KRC: Much criticisms have been directed at the way audiences heckled Miss Josie Lau’s team, i.e. the booing and catcalls. What would this episode spell for the chances of conflict resolution between Miss Lau’s team and the rest of the AWARE membership?
Dr. Gwee: Here is one irony that never fails to bother me when mostly Christian critics still complain about Miss Lau’s team being treated badly at the EGM. They are expecting an unorganised crowd of individuals from all walks of life to behave with the kind of decency denied to others by a small Christian team while in office. The better call would have been to ask each person to examine his or her own conduct from the perspective of another from a different camp. In any case, I am quite sure that there has been a lot of ground-level technicalities that didn’t become common knowledge, and these could explain the day’s rowdiness more precisely.
But I want to read all this in yet another light: what we have seen may effectively be two modes of civil behaviour whose conflict affects the way we can make objective sense of the EGM. From this perspective, both parties have been equally polite and rude but not on the same terms. The regimental quietness of one side reflected its own values of solidarity, discipline, respect for real and perceived leaders, peaceful conduct, verbal politeness, and all that. The nature of civil engagement, however, is messy by nature: it is full of open disagreements, rhetoric, wit, claims to good sense, and little triumphs. Its spirit of civility lies not in outward form but in a respect for another to be vocal and open and to challenge.

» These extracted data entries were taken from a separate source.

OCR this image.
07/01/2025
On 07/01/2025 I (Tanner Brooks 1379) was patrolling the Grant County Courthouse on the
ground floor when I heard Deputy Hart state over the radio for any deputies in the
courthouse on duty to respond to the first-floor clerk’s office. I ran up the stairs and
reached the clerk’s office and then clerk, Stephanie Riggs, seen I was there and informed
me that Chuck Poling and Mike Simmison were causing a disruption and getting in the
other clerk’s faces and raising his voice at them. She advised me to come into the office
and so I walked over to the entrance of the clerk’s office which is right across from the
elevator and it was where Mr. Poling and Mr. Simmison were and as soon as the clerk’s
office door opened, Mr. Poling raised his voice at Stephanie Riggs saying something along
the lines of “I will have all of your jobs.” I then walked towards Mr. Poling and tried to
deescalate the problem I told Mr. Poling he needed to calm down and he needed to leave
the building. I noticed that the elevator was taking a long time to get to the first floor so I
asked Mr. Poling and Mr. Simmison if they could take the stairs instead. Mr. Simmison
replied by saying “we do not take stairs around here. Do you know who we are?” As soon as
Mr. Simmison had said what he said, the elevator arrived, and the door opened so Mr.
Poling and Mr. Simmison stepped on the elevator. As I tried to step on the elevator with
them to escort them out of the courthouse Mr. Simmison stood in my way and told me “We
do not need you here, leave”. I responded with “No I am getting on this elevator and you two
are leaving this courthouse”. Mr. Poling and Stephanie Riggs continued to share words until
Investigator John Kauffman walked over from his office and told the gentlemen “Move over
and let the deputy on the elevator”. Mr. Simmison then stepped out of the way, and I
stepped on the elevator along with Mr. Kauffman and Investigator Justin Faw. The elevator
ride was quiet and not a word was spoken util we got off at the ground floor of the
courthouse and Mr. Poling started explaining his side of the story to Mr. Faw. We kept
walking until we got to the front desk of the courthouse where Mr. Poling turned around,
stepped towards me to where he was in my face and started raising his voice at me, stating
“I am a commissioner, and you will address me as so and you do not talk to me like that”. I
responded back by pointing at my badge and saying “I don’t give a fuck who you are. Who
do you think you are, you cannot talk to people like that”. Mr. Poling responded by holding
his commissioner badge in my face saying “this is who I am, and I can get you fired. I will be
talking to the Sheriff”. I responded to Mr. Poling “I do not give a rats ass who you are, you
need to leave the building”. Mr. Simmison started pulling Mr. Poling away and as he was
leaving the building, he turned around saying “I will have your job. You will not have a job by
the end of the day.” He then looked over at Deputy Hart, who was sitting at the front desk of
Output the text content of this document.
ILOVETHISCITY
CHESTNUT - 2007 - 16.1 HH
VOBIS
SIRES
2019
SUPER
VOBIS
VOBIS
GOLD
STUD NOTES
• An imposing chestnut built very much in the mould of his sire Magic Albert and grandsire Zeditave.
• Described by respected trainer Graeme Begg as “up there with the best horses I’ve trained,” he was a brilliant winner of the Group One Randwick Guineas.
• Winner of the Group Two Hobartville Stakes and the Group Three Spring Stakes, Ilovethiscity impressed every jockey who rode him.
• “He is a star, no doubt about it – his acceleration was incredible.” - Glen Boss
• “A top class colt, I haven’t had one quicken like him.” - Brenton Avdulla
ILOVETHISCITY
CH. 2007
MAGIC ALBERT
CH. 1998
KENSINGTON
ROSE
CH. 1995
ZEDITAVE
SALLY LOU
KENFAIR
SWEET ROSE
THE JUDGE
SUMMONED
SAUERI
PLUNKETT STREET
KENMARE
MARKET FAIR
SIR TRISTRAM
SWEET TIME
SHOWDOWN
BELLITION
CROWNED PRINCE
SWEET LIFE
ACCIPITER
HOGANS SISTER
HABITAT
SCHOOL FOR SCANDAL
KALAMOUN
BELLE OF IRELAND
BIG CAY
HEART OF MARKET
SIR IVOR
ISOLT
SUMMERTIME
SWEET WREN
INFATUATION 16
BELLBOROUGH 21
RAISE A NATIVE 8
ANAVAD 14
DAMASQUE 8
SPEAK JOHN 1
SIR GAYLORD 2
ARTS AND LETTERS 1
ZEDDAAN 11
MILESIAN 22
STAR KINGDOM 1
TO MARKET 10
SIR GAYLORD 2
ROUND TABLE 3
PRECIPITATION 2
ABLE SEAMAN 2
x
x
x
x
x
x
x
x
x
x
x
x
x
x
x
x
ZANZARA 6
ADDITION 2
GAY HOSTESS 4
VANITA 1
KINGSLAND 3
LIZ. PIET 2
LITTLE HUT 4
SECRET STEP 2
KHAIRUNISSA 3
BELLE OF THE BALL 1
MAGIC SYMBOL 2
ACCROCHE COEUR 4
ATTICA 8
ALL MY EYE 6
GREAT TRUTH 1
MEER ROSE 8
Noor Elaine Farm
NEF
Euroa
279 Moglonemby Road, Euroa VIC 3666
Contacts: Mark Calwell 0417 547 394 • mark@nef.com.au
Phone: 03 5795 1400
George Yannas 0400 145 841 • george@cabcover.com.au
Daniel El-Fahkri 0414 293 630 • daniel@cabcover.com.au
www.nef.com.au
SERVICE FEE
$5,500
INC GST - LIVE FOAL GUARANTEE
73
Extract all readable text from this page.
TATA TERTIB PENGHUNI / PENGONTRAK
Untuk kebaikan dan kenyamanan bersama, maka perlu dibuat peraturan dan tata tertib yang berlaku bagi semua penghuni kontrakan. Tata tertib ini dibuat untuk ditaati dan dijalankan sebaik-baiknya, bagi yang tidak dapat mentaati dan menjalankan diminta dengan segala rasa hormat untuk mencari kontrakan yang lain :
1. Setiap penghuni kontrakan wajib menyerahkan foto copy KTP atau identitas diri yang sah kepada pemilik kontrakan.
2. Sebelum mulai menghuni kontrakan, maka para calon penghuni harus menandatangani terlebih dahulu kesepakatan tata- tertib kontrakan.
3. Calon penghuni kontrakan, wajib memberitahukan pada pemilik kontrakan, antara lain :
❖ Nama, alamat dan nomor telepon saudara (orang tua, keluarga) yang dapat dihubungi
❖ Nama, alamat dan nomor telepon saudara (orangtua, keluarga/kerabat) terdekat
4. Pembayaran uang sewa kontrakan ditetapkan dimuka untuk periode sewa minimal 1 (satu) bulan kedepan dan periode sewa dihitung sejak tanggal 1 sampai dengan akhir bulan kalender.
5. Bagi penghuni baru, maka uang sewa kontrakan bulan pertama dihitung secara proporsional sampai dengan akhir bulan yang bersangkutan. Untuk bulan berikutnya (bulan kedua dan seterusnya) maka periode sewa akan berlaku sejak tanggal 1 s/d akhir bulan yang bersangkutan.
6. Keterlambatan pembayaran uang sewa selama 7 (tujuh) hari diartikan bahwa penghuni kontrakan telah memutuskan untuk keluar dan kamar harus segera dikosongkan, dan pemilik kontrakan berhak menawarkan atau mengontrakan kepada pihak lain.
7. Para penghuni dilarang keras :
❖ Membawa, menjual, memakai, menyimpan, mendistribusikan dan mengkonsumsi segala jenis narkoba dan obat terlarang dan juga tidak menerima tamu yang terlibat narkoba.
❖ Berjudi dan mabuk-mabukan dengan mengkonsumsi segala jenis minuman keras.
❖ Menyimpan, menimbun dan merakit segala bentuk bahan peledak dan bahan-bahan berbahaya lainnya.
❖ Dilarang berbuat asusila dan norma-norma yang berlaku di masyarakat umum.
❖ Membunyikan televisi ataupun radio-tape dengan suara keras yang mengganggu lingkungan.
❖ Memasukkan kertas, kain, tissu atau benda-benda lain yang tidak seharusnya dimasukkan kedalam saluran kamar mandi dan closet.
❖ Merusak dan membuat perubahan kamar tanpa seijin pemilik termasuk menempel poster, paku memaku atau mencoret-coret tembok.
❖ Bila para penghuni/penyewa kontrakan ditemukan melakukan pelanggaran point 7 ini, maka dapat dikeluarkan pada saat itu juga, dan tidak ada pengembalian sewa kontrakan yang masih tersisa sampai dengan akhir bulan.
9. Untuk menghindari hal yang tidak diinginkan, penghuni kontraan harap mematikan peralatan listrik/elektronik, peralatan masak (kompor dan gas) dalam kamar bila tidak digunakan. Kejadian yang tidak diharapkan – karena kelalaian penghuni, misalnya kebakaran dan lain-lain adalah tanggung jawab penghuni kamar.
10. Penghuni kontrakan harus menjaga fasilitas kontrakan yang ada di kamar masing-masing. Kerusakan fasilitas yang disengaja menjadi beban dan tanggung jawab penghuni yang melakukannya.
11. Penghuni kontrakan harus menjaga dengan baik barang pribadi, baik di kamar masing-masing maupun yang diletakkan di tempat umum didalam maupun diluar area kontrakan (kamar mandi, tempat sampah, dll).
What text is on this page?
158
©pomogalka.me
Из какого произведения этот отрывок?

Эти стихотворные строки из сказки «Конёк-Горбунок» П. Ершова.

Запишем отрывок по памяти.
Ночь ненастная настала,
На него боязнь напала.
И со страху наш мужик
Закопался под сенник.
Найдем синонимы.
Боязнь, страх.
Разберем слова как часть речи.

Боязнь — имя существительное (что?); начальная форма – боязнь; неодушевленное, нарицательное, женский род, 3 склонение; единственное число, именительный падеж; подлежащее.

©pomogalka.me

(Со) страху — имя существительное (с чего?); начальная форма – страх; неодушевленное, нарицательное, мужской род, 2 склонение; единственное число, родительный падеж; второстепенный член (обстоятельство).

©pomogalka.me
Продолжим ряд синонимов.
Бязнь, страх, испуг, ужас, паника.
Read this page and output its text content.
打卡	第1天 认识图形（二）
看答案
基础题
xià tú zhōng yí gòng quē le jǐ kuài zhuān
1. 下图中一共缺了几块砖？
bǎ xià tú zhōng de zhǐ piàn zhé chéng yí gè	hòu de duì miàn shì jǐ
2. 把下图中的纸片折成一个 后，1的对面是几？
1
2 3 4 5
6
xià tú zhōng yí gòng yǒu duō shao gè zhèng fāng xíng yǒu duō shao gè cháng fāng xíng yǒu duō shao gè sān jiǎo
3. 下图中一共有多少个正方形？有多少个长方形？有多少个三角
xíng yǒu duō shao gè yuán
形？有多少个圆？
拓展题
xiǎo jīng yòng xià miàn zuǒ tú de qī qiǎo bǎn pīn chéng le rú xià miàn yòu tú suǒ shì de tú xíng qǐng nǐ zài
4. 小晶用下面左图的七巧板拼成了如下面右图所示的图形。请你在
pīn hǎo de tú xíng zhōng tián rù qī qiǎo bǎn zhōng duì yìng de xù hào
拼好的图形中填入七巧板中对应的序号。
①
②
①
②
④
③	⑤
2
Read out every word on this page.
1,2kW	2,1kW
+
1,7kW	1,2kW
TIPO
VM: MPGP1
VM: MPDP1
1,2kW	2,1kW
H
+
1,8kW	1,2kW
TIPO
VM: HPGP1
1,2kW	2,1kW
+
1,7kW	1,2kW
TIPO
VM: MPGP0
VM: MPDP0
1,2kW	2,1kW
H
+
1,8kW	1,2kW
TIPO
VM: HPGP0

These essentially cultural differences point to the difficult task of reconciliation ahead. The central qualities all parties should have are a willingness to sit at the same table and talk and a transparency of procedures. In this respect, Miss Lau’s team is still found wanting: it should show all its cards and engage in open discussion without fear of ideological “contamination” or “unholy” compromise. But as long as AWARE keeps these individuals informed and involved, there is a lot of hope in the matter yet. Remember: only extend the fact that roughly a third has voted in favour of the now-deposed team, and you will see that diversity is exactly what the newest ex-co has inherited. Whether it can now take the hard walk of inclusiveness it preaches remains to be seen and certainly to be wished for by all of us.